In the old days—the really old days of 1300 or so—jurors’ duties encompassed giving evidence themselves as much as hearing the testimony of others. At the dawn of the common-law court system, jurors took their places as residents of the neighborhood where the pertinent events had occurred, who were assumed to possess special knowledge of the facts and, more important, of every witness’s credibility.
Now, seven centuries on, that old model has vanished, leaving a successor so transformed that it bears only occasional marks of its distant origin, giving even those who best know it and most respect it an uncomfortable feeling about its defects. Listen to what a great advocate, Moorfield Storey, told Yale Law School students. He was speaking in 1911, but eighty-four years have not changed the issue: “Today, actions to recover damages for personal injuries choke the courts. They have increased, and are increasing, at a rate entirely out of proportion to the increase of population. … This litigation, from every point of view, is wasteful and injurious to the community. … Leading lawyers … agreed that they had never known a case where the damages had really done anything but harm.”

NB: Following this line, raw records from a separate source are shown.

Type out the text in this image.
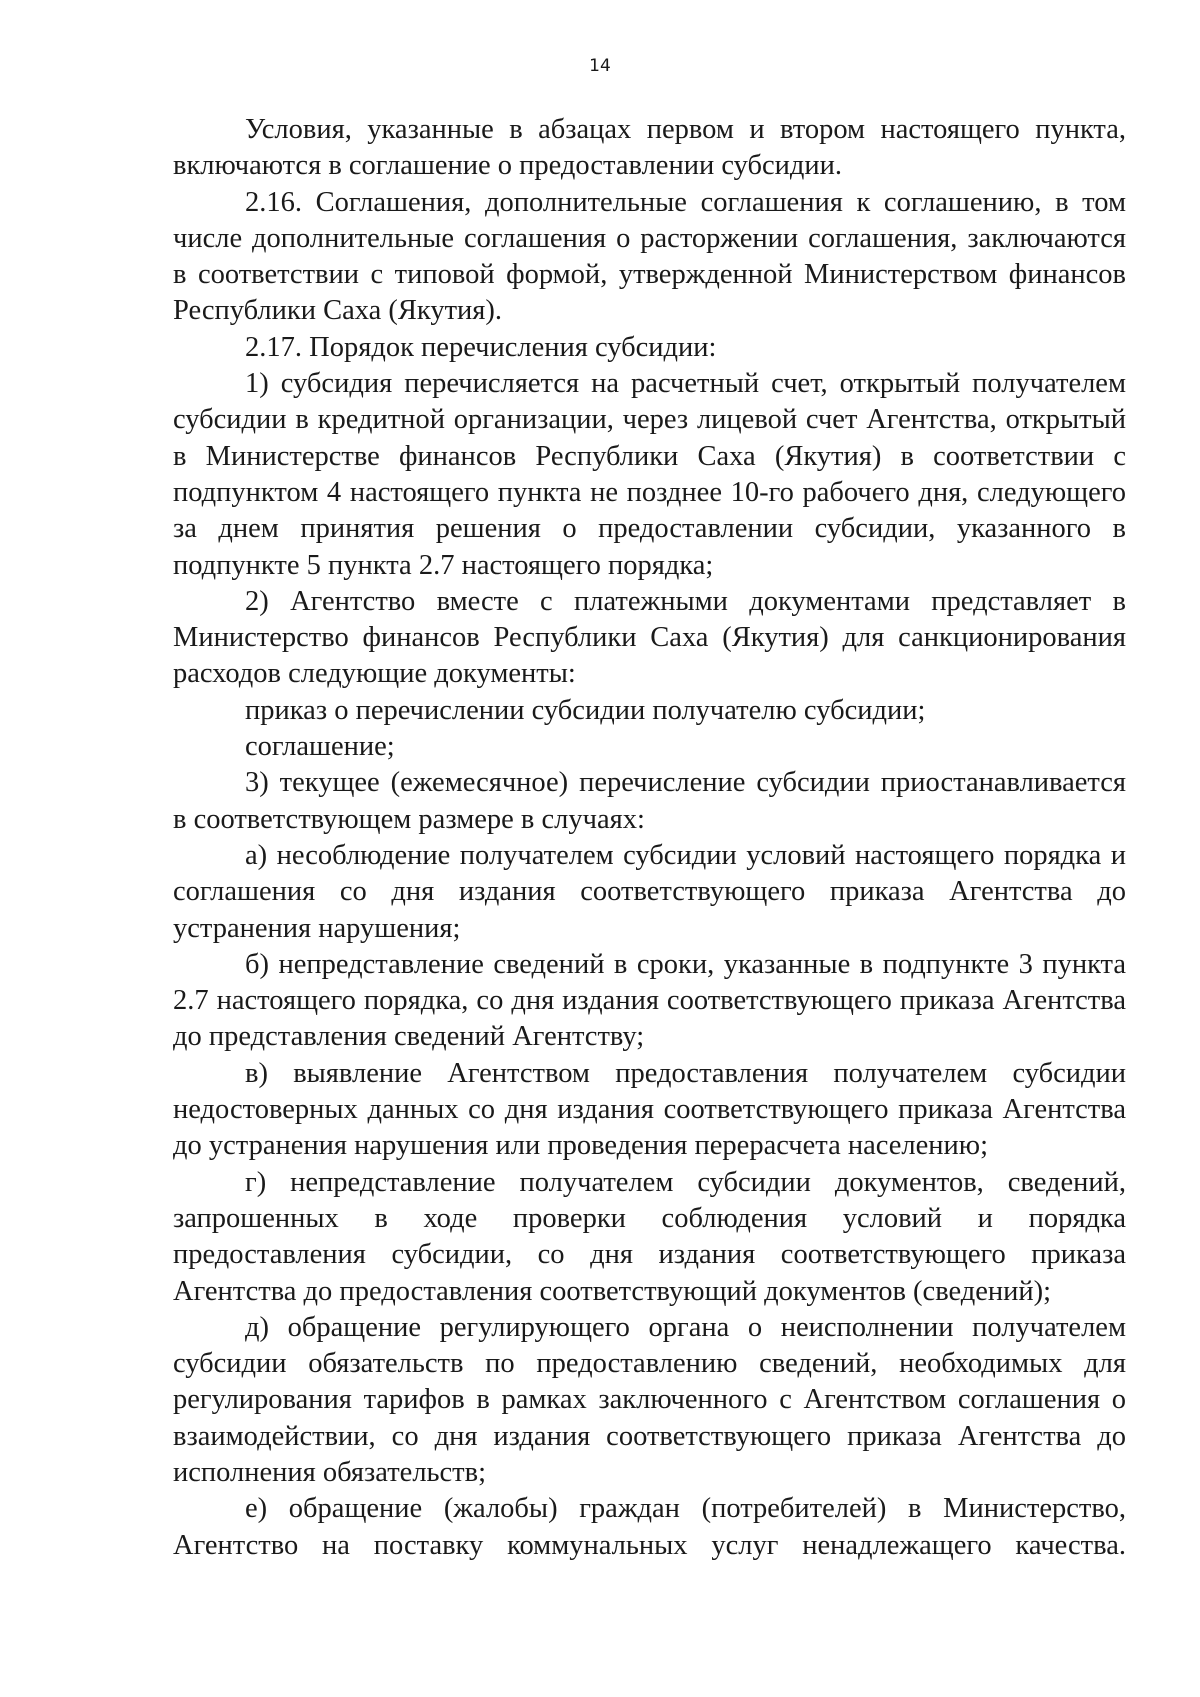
14

Условия, указанные в абзацах первом и втором настоящего пункта, включаются в соглашение о предоставлении субсидии.

2.16. Соглашения, дополнительные соглашения к соглашению, в том числе дополнительные соглашения о расторжении соглашения, заключаются в соответствии с типовой формой, утвержденной Министерством финансов Республики Саха (Якутия).

2.17. Порядок перечисления субсидии:

1) субсидия перечисляется на расчетный счет, открытый получателем субсидии в кредитной организации, через лицевой счет Агентства, открытый в Министерстве финансов Республики Саха (Якутия) в соответствии с подпунктом 4 настоящего пункта не позднее 10-го рабочего дня, следующего за днем принятия решения о предоставлении субсидии, указанного в подпункте 5 пункта 2.7 настоящего порядка;

2) Агентство вместе с платежными документами представляет в Министерство финансов Республики Саха (Якутия) для санкционирования расходов следующие документы:

приказ о перечислении субсидии получателю субсидии;

соглашение;

3) текущее (ежемесячное) перечисление субсидии приостанавливается в соответствующем размере в случаях:

а) несоблюдение получателем субсидии условий настоящего порядка и соглашения со дня издания соответствующего приказа Агентства до устранения нарушения;

б) непредставление сведений в сроки, указанные в подпункте 3 пункта 2.7 настоящего порядка, со дня издания соответствующего приказа Агентства до представления сведений Агентству;

в) выявление Агентством предоставления получателем субсидии недостоверных данных со дня издания соответствующего приказа Агентства до устранения нарушения или проведения перерасчета населению;

г) непредставление получателем субсидии документов, сведений, запрошенных в ходе проверки соблюдения условий и порядка предоставления субсидии, со дня издания соответствующего приказа Агентства до предоставления соответствующий документов (сведений);

д) обращение регулирующего органа о неисполнении получателем субсидии обязательств по предоставлению сведений, необходимых для регулирования тарифов в рамках заключенного с Агентством соглашения о взаимодействии, со дня издания соответствующего приказа Агентства до исполнения обязательств;

е) обращение (жалобы) граждан (потребителей) в Министерство, Агентство на поставку коммунальных услуг ненадлежащего качества.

Moorfield Storey was what we would today call an establishment lawyer (he was president of the American Bar Association in 1896). Experienced and adroit, a participant in founding the NAACP and the Anti-Imperialist League (which sought to counter the expansionist, big-stick tendencies of turn-of-the-century America), Storey was anything but reactionary. He perceived nonetheless the inescapable difficulties that trial by jury presented. Jurors, he noted, “are required, after a long trial and moving appeals to their passions and prejudices, upon evidence which must be remembered imperfectly, and under [the judge’s] instructions on complicated questions of law at best imperfectly understood, to decide whether on the whole the plaintiff or the defendant should prevail. The real issues are obscured or forgotten, and a jury must often agree upon a verdict without really considering the vital questions upon which the rights of the parties depend.”